Speaker of the House Mike Johnson, one of Trump’s most loyal lieutenants, says the MAGA figurehead’s presidency might effectively be cut short come November.
After a State of the Union address full of President Donald Trump’s usual insults and rambling, Johnson spoke to Newsmax live and was surprisingly candid about the future of Trump’s presidency.
“He needs all four years, not just two to fix the mess,” Johnson said, adding, “If we lost the midterms, heaven forbid, if we lost the majority in the House, it would be the end of the Trump presidency in a real effect, so we gotta keep this going.”

Trump himself has previously warned that he could be “impeached” if Republicans lose too many seats in the House. Puck News reports that the president has a $1.4 billion war chest to see off this potential disaster.
However, Trump has been historically reluctant to bankroll the campaigns of Republican juniors.

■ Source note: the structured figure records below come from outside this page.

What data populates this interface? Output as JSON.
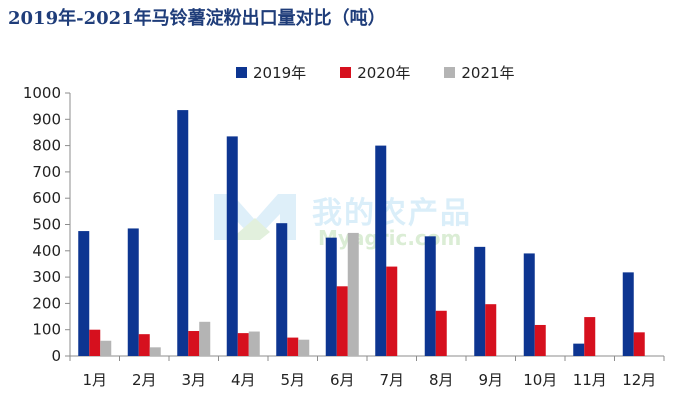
{
  "chart_data": {
    "type": "bar",
    "title": "2019年-2021年马铃薯淀粉出口量对比（吨）",
    "categories": [
      "1月",
      "2月",
      "3月",
      "4月",
      "5月",
      "6月",
      "7月",
      "8月",
      "9月",
      "10月",
      "11月",
      "12月"
    ],
    "series": [
      {
        "name": "2019年",
        "color": "#0d3591",
        "values": [
          475,
          485,
          935,
          835,
          505,
          450,
          800,
          455,
          415,
          390,
          47,
          318
        ]
      },
      {
        "name": "2020年",
        "color": "#d6101e",
        "values": [
          100,
          83,
          95,
          87,
          70,
          265,
          340,
          172,
          197,
          118,
          148,
          90
        ]
      },
      {
        "name": "2021年",
        "color": "#b4b4b4",
        "values": [
          58,
          33,
          130,
          93,
          62,
          468,
          null,
          null,
          null,
          null,
          null,
          null
        ]
      }
    ],
    "ylim": [
      0,
      1000
    ],
    "yticks": [
      0,
      100,
      200,
      300,
      400,
      500,
      600,
      700,
      800,
      900,
      1000
    ],
    "legend_position": "top",
    "grid": false
  },
  "watermark": {
    "text": "我的农产品",
    "subtext": "Myagric.com"
  }
}
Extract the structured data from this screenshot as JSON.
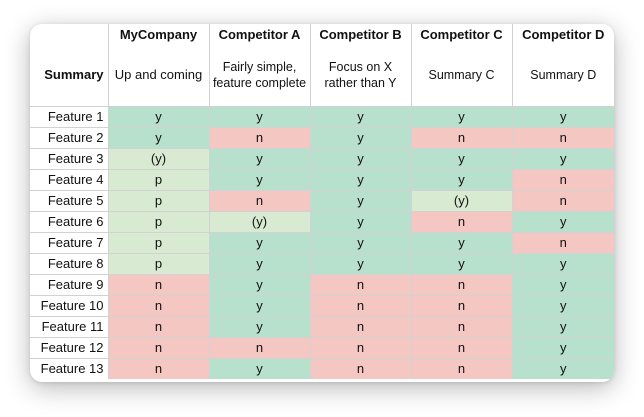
{
  "table": {
    "columns": [
      "MyCompany",
      "Competitor A",
      "Competitor B",
      "Competitor C",
      "Competitor D"
    ],
    "summary_label": "Summary",
    "summaries": [
      "Up and coming",
      "Fairly simple, feature complete",
      "Focus on X rather than Y",
      "Summary C",
      "Summary D"
    ],
    "features": [
      {
        "label": "Feature 1",
        "values": [
          "y",
          "y",
          "y",
          "y",
          "y"
        ]
      },
      {
        "label": "Feature 2",
        "values": [
          "y",
          "n",
          "y",
          "n",
          "n"
        ]
      },
      {
        "label": "Feature 3",
        "values": [
          "(y)",
          "y",
          "y",
          "y",
          "y"
        ]
      },
      {
        "label": "Feature 4",
        "values": [
          "p",
          "y",
          "y",
          "y",
          "n"
        ]
      },
      {
        "label": "Feature 5",
        "values": [
          "p",
          "n",
          "y",
          "(y)",
          "n"
        ]
      },
      {
        "label": "Feature 6",
        "values": [
          "p",
          "(y)",
          "y",
          "n",
          "y"
        ]
      },
      {
        "label": "Feature 7",
        "values": [
          "p",
          "y",
          "y",
          "y",
          "n"
        ]
      },
      {
        "label": "Feature 8",
        "values": [
          "p",
          "y",
          "y",
          "y",
          "y"
        ]
      },
      {
        "label": "Feature 9",
        "values": [
          "n",
          "y",
          "n",
          "n",
          "y"
        ]
      },
      {
        "label": "Feature 10",
        "values": [
          "n",
          "y",
          "n",
          "n",
          "y"
        ]
      },
      {
        "label": "Feature 11",
        "values": [
          "n",
          "y",
          "n",
          "n",
          "y"
        ]
      },
      {
        "label": "Feature 12",
        "values": [
          "n",
          "n",
          "n",
          "n",
          "y"
        ]
      },
      {
        "label": "Feature 13",
        "values": [
          "n",
          "y",
          "n",
          "n",
          "y"
        ]
      }
    ]
  },
  "colors": {
    "yes": "#b7e1cd",
    "no": "#f4c7c3",
    "partial": "#d9ead3",
    "grid": "#d2d2d2"
  }
}
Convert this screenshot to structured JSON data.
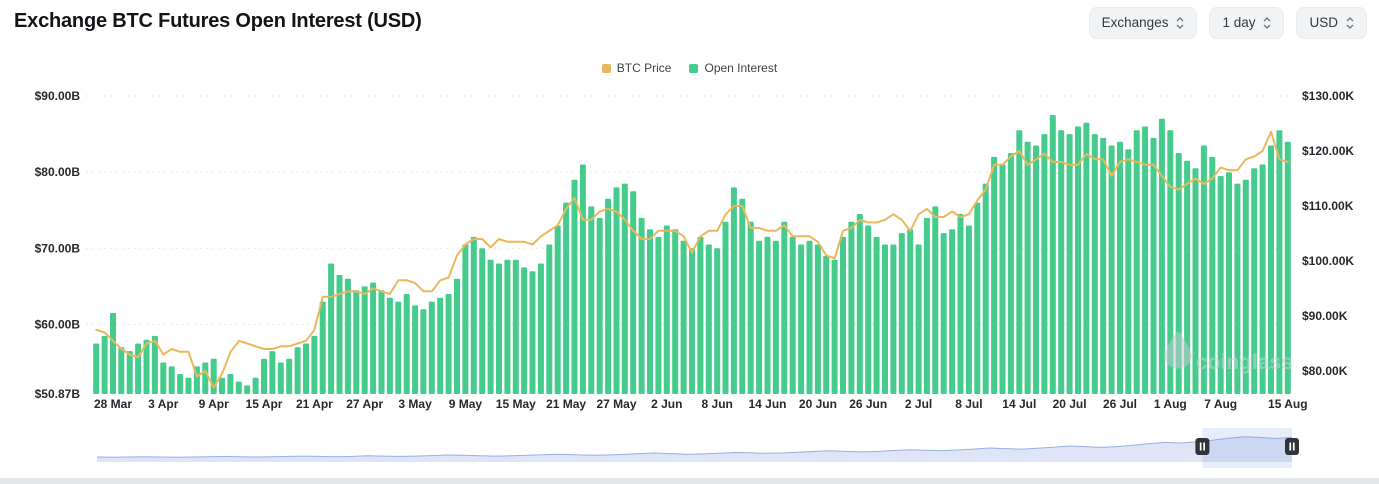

But Puck suggests that White House Chief of Staff Susie Wiles, Deputy Chief of Staff James Blair, and former campaign manager Chris LaCivita have been poring over what races Trump should fund, if any.
“No major decisions have been made, and they’re still working to get the big guy to green-light the spending,” one campaign operative told Puck.
Trump was perhaps reminded of the urgency with which he needs to act as members of his party got trounced at the polls even as he delivered his State of the Union address.
Three Democrats captured state House seats in special elections in Maine and Pennsylvania, allowing the party to preserve narrow majorities in both chambers and providing an early read on voter priorities in two states expected to be pivotal to congressional control in November.
This contradicted Trump’s insistence that he has masterminded an economic “turnaround for the ages,” and that the affordability crisis was a “dirty, rotten lie” concocted by Democrats.

In both states, affordability, housing, and ICE’s heavy-handed enforcement tactics were voters’ primary concerns, according to the Morning Star and the Pittsburgh Post-Gazette.
Elsewhere, Democratic candidates outperformed the president’s 2024 electoral results by 10 to 14 points in 20 state-level special elections in Virginia, New York, Minnesota, and Connecticut.
In a Texas district that Trump carried by 17 points in 2024, first-time state Senate candidate Taylor Rehmet beat his Republican rival by 13 points, becoming the first Democrat to hold the seat in decades.
Those results have newly competitive seats emerging ahead of the midterms, putting additional districts into play and forcing Johnson to make on-air pleas to voters.